Sometimes they rode camels, sometimes they rode horses, and they often affected native dress—the ominous Arabists of England. Their loyalty to Western civilization was suspect, and in the conspicuous cases of T. E. Lawrence and Harry St. John Bridger Philby their characters were, too. Beyond fancy dress and military fireworks, Lawrence’s main interests were literary and personal, while “Jack” Philby (Cambridge spy Kim Philby’s father) seems to have been hard-wired for betraying anyone and anything at all. Their grasp of politics was superficial; it was enough that Arab tribal rebellions against the Turks deserved support. But they all enjoyed meddling in the Middle East, or “kingmaking”, it was called back then—a deeply satisfying mixture of violence and intrigue.
Like many educated Englishmen of their time, Lawrence and Philby had a romantic conception of the world, and they tried to reshape their chunk of it accordingly. They certainly left geographical marks on the map. Both their names and greatest adventures are reasonably well known, in Lawrence’s case at least partly because of a classic Hollywood movie starring Peter O’Toole, with troops of men and animals rushing around Wadi Rum.

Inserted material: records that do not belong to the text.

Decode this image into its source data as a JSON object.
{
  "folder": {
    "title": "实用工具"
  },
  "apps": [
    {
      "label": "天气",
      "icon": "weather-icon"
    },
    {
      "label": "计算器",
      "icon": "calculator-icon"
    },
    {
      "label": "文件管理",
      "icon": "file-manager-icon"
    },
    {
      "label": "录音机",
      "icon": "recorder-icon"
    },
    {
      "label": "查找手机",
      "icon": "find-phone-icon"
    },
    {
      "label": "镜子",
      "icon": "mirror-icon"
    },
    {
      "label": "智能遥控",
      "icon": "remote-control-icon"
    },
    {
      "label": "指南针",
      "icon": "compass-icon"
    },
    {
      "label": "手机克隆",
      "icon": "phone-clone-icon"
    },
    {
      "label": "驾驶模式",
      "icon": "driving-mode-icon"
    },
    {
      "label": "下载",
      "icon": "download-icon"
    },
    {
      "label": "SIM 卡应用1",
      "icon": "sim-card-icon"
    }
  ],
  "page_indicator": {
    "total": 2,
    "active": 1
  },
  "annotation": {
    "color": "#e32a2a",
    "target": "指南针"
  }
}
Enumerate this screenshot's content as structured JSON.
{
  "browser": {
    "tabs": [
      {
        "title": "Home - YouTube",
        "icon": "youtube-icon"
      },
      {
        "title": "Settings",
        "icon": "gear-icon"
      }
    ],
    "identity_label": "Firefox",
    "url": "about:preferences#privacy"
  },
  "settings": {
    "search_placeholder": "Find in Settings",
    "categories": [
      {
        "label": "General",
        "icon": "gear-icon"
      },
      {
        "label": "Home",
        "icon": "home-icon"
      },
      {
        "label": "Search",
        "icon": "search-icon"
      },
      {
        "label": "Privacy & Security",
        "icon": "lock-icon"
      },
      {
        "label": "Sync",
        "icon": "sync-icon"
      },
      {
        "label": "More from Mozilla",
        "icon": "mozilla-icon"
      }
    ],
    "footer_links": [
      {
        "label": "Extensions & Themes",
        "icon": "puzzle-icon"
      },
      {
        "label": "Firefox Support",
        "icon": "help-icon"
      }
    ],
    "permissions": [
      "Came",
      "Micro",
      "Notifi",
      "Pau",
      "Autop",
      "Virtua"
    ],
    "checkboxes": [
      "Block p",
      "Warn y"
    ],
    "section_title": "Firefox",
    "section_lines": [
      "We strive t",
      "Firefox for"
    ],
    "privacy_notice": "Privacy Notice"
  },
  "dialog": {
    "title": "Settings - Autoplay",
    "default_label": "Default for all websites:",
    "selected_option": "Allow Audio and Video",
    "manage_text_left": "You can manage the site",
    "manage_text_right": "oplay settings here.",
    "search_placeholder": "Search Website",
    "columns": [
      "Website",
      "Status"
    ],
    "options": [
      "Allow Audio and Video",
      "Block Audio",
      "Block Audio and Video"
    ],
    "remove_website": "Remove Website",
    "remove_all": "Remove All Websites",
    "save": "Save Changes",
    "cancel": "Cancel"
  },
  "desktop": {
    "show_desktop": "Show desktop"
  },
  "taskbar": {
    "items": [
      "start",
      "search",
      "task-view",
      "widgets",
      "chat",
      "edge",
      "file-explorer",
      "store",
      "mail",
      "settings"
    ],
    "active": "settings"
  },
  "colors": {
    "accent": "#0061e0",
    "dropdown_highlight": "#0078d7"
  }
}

Yet Lawrence, Philby, Sir John Bagot Glubb, Gertrude Bell and scores of others were preceded by a man who out-romanced and out-adventured them all—Sir Austen Henry Layard (1817–94). Today his archaeological achievements are widely and properly recognized: The title of a 1962 biography, Layard of Nineveh, says it all, and in later years he became a renowned Victorian worthy. But his wild escapades among the Bakhtiari in Iran between 1839 and 1845 are little known. Vividly described in his autobiographical Early Adventures in Persia, Susiana, and Babylonia (1894) this period of his life epitomizes the contrast between romantic Western visions of the Orient and the raw and awkward facts of Middle Eastern society.
A Youth for the BooksAs Layard tells his story, by 1839 he had spent five years as an articled clerk in a solicitor’s office in London and wanted out. In his early twenties, he set off for the East with a companion ten years his senior named Edward Mitford. They planned a journey overland to India and then Ceylon. As they reached northern Italy, everything seemed to be going rather well. For Layard himself the trip south from Trieste ensured a decisive break with dull old England, his aunt’s social circle and the routine of copying legal documents. Free of all that, he was delighted with the beauty of the countryside in late summer, “and with the picturesque costumes of the peasantry, which seemed to increase in gorgeousness as we went south and approached the land of the Ottoman.”